The Trump Administration abandoned “standardized” plans in 2019. However, with the election of President Biden – and with the addition of many former Obama Administration officials in leadership roles at the Department of Health and Human Services (HHS) – we expect that the Biden HHS will re-visit the idea of “standardized” plans, and even take the idea a step further (by making “standardized” plans a requirement, instead of a voluntary choice).
California currently requires “standardized” plans to be made available through its State-Based Exchange (Covered California). In particular, Covered California plans must have prescribed deductibles and co-pays for certain covered benefits (e.g., dollar caps on things like prescription drugs and physician visits and other outpatient services). ACA supporters suggest that one of the reasons California’s Exchange market remains stable is because consumers are offered simplified plans, which in turn, increases take-up.
Several other State-Based Exchanges also require some form of a “standardized” plan. For example, Oregon requires silver plans sold to Oregonians through HealthCare.gov to have a $3,650 individual deductible and $40 primary care office visit co–pay. New York requires its carriers to offer at least one “standardized” plan at each metal level. Washington, DC’s DC Health Link requires a carrier to offer a “standardized” plan for a metal level at which the carrier is offering plans, and Connecticut’s Access Health CT requires carriers to offer at least one “standardized” gold plan, at least one “standardized” silver plan (which must be the lowest-cost silver plan the carrier offers), and at least two “standardized” bronze plans, one of which must be HSA-compatible.
With the Biden Administration’s interest in adding a “public option” to the ACA Exchange markets, requiring carriers to offer “standardized” plans could get the Administration one step closer to this policy goal. More specifically, the “public option” contemplates a plan that covers a prescribed set of benefits and services at prescribed deductible and co-pay levels. As discussed, this is essentially how a “standardized” plan is structured.
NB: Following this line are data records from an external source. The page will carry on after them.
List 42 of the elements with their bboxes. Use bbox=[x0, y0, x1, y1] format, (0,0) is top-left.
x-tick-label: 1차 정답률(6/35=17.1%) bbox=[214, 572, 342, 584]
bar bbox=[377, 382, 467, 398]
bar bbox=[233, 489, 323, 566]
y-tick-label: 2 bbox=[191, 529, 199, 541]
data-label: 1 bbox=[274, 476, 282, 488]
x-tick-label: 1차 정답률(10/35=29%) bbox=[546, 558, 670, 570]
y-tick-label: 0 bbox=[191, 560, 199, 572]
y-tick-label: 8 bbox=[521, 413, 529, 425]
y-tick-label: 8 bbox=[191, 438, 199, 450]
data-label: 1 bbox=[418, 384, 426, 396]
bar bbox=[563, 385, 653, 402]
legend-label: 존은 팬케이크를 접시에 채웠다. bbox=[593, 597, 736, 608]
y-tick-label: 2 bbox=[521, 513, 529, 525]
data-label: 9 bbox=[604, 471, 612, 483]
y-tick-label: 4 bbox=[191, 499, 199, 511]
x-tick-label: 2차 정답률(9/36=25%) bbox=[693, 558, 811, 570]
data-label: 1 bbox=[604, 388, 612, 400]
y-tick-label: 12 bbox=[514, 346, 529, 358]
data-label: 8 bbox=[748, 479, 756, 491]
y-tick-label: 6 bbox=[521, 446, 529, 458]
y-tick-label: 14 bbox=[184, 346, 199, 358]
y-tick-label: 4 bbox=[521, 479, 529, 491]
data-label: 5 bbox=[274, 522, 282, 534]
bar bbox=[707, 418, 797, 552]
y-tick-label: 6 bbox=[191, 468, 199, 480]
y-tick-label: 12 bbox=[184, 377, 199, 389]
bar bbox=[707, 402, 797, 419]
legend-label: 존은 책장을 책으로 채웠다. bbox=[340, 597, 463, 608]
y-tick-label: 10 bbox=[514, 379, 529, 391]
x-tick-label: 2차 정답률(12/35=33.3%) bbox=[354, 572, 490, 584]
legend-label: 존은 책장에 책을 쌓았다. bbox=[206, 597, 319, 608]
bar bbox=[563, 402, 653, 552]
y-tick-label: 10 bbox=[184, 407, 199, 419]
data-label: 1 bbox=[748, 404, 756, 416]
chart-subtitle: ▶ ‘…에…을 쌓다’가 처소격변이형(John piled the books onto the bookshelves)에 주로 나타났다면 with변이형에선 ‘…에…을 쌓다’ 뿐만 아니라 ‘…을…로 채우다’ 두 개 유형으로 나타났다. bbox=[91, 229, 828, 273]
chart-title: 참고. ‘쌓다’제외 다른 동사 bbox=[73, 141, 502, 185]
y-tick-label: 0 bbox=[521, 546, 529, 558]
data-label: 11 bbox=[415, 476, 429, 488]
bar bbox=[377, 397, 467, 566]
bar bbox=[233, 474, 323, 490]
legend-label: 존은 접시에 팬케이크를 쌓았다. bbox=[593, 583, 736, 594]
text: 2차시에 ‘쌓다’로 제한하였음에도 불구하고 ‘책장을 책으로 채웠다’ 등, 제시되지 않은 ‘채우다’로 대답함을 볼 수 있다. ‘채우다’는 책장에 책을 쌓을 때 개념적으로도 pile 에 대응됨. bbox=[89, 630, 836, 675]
Standardized plans and public option are by no means a panacea. Some states, notably Colorado and Washington State are pursuing a ‘public option’ on their own. Colorado is seeking a waiver from the ACA for its version of the public option plans, while Washington’s experiment with a public option, Cascade Care plans, has seen mixed results with premiums for Cascade plans higher than expected and receiving only a few exchange enrollments.